例えば、株主が議決権行使の内容や取締役の発言を確認したい場合、議事録の閲覧は極めて有効な手段となります。
取締役会議事録・監査役会議事録はどうか
会社法では、取締役会や監査役会の議事録について、株主が当然に閲覧できるという規定はありません。これらの会議体は業務執行や監督に関する内容を扱うため、内部情報の秘匿性が高く、基本的には非公開です。
ただし、例外として裁判所の許可を得た場合や、株主代表訴訟などの手続の一環として閲覧請求が認められることがあります。
裁判所の許可が必要になるケース
会社法第433条に基づき、株主は正当な理由がある場合に限り、裁判所に議事録の閲覧を申し立てることが可能です。ここでの「正当な理由」とは、例えば不正取引の有無を調査するためなど、株主の利益保護と会社の健全経営の維持に資する理由です。

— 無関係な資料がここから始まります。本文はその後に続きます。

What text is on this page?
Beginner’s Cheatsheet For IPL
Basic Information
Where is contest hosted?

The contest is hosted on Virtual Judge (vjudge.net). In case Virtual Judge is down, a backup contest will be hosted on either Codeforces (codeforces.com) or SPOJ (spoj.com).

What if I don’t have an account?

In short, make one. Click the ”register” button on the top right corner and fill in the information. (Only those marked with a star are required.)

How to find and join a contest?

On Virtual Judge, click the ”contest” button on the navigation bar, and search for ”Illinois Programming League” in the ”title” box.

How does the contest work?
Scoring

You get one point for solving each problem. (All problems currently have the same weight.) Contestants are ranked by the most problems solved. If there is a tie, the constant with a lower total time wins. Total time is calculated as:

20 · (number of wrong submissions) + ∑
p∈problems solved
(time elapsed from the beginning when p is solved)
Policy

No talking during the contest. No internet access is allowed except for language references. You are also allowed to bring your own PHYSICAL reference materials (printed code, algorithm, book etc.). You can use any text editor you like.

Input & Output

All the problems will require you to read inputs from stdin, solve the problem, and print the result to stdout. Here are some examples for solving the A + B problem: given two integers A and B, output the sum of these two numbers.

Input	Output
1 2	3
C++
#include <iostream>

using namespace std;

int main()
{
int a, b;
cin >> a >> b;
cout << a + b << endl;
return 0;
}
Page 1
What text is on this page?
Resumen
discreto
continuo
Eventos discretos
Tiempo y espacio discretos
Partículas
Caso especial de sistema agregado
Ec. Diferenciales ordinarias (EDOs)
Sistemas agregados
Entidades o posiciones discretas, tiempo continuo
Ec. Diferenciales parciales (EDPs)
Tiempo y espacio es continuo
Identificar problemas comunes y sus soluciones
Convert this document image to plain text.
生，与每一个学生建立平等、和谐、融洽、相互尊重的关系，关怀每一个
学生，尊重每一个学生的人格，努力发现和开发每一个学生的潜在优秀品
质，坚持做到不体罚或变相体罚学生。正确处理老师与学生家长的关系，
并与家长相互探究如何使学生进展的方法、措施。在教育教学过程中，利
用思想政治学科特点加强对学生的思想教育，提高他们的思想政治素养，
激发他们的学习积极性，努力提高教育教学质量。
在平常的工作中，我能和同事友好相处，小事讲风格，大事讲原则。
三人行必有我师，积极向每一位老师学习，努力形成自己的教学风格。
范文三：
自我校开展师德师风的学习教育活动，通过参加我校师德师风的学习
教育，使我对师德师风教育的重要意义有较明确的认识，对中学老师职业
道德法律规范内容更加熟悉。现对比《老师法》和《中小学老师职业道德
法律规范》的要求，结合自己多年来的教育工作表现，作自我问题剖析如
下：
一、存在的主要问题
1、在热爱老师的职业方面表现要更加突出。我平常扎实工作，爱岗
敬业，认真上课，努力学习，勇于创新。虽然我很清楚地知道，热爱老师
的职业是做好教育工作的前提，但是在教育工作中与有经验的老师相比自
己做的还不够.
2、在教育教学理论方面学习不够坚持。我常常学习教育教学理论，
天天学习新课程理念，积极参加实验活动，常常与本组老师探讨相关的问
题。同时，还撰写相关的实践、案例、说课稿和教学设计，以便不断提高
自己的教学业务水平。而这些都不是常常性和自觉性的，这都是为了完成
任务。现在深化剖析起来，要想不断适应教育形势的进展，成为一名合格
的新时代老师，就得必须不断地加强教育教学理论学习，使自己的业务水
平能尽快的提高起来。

実務では、裁判所に対して申し立て書を提出し、相当な証拠を添えて理由の正当性を主張する必要があります。
議事録閲覧に関する裁判例と注意点
過去には「取締役会議事録の閲覧を求めたが却下された」事例や、「訴訟中の調査目的で閲覧が許可された」判例もあります。閲覧が認められるか否かは、個別の事情と裁判所の判断に左右されます。
また、上場企業であっても、内部統制上の理由や個人情報保護の観点から、議事録の一部がマスキングされることもあります。
まとめ:閲覧できる議事録とできない議事録の違い
株主総会議事録は、株主の法的権利としていつでも閲覧可能ですが、それ以外の会議体に関する議事録は、原則として閲覧できません。ただし、正当な理由と裁判所の許可があれば、閲覧が認められる可能性もあります。
会社運営の透明性と情報の非公開性のバランスを理解し、必要な場面では法的手続きを踏むことが重要です。企業にとっても、適切な議事録の管理と対応が求められる時代となっています。